A debate is raging over the cost of drugs in the United States and around the world.

For at least three billion people in India and China, drug costs are determined by the manufacturing price, plus a modest market profit for suppliers and pharmaceutical wholesalers and retailers. Not so in the more “regulated markets” of North America and Europe.

One example I have described in detail is the cost of a two-drug, three-month curative therapy for hepatitis C, which is about $80,000 in the United States and $45 (no zeros missing) in Egypt and India. At that cost, the government of Egypt, until recently the country with the highest per capita burden of chronic hepatitis C, eliminated the disease from the entire population in less than a year. Meanwhile many hepatitis C patients in the US continue to suffer from this life-threatening disease as a consequence of the high cost of treatment.

Now comes the hope for what might be life-saving treatments for Covid-19: new antiviral drugs.

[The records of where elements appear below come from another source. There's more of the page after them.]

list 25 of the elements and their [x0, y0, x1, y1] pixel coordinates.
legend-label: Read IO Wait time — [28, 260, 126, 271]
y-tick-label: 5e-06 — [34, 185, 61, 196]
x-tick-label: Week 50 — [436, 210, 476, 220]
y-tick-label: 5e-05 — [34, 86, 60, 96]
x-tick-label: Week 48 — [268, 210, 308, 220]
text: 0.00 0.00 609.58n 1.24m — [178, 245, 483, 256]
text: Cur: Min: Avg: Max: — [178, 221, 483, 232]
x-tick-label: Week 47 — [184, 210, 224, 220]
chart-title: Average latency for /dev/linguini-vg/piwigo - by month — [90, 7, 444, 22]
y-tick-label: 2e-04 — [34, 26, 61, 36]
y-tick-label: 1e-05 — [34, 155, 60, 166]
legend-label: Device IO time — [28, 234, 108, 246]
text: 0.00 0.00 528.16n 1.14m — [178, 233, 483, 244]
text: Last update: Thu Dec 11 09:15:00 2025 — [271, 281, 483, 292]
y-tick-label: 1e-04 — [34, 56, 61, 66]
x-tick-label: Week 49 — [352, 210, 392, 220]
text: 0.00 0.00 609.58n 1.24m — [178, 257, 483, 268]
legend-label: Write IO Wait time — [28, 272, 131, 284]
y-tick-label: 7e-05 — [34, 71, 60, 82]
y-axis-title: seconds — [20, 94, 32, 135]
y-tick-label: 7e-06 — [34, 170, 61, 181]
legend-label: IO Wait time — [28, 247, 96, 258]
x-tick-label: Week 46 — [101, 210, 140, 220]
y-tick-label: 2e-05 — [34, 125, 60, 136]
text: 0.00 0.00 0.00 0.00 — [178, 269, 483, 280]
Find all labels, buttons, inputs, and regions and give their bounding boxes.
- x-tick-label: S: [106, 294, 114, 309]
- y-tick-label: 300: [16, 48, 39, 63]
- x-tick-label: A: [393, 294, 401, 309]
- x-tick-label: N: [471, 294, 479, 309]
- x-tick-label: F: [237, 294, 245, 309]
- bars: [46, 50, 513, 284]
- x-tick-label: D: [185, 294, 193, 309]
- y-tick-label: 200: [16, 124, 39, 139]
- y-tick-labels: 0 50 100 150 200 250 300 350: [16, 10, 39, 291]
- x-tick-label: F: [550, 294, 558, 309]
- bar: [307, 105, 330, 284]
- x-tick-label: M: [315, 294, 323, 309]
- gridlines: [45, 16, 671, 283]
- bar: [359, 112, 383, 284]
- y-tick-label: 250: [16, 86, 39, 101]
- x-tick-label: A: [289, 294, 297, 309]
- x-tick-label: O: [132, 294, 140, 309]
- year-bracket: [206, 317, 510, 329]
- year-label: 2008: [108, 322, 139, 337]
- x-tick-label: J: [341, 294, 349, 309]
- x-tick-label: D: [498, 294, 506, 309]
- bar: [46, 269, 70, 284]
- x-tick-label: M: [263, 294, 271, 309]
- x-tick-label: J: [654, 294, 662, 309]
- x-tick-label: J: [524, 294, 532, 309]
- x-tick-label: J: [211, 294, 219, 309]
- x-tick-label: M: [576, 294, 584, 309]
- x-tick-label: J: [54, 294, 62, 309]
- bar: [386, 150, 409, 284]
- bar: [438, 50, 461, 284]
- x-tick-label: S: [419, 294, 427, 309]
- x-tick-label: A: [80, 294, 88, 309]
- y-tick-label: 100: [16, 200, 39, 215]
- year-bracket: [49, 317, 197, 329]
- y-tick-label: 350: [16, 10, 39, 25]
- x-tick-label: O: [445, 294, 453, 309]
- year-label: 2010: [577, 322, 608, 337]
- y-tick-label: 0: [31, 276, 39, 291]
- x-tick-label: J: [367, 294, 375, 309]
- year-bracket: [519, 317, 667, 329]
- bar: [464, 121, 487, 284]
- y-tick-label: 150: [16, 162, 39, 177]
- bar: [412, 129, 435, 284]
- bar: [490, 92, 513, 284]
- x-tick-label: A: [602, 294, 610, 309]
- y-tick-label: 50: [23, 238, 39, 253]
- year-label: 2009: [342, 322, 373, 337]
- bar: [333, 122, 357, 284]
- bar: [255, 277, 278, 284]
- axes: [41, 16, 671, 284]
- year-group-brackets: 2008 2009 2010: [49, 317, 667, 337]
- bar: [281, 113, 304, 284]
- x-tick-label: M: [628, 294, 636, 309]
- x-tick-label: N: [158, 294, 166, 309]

Combined with vaccines, these drugs have the potential to end the pandemic. The hope is that upon exposure, popping a pill for several days will either prevent infection altogether—once vaccine protection has waned—or in those infected, prevent disease. Merck/Ridgeback’s molnupiravir is the first of what will be a mini-flood of such drugs over the next several years. The next question is, at what cost?

My own investigation of multiple India suppliers puts the manufacturing cost of the raw material for molnupiravir, the active pharmaceutical ingredient (API), at about $2.50 dollars a treatment. The total price per treatment in the non-regulated markets will be no more than $20, factoring in the cost of manufacturing the pill, and a modest profit for all the intermediaries between the manufacturer and the patient. That is 35 times less than the Merck/Ridgeback government price, which is about $700.

The companies will undoubtedly argue that their price covers the costs of discovery and development—that without extraordinary profit margins of 95% or greater there would be no incentive to develop new drugs. Molnupiravir was discovered at a US university supported by federal research dollars. The plan is for it to be purchased by federal funds, at least initially.

Let’s make a reasonable cost projection. Treating 100 million Americans over the next two or three years with a $700 drug would cost taxpayers $700 billion, but only $2 billion at $20. Which begs the question whether we will we once again price gouge our citizens while depriving them of life-saving medicines to control a pandemic that has ravaged our lives, jobs, and our economy while other countries benefit from our investments.

Beyond the action cost of the drugs themselves, one dangerous toll we may be forced to pay for the use of this drug is the creation of more viral variants. Molnupiravir, much like SARS-CoV-2 itself, is a literal shape-shifter, stopping viral replication through a process called lethal mutagenisis.

First the drug tricks SARS-CoV-2 into using it to replicate. Then, once the replication process is underway, molnupiravir inserts errors into the virus’ genetic code. Called a tautomer, the drug assumes two forms, one which closely resembles uracil (U) and the other cytosine (C). Once it is recopied, the replicating polymerase develops transition mutations, where a U nucleotide is converted to a C and a C to U. That’s the drug’s second trick. When you have enough of those copying errors you essentially kill the virus, stopping replication, shortening the length of a person’s infection, and limiting onward transmission. 

The problem is that suboptimal concentrations of the drug could also supercharge the creation of viral variants, introducing a wealth of mutations that aren’t quite enough to stop replication but are enough to drastically change how SARS-CoV-2 operates, either its transmissibility, stability or virulence. While we consider the monetary costs of the drug, we cannot overlook the evolutionary costs of introducing such a powerful mutagen into our Covid-19 environment. The FDA should ensure the safety of the drug before approval, and insist on a full accounting of all data on the drug’s potential to supercharge viral variants.

The possibility of a new drug to ward off the most serious symptoms of Covid-19 is welcome news indeed, but we still must question whether the financial cost and the risk of new variants is a price we’re willing to pay.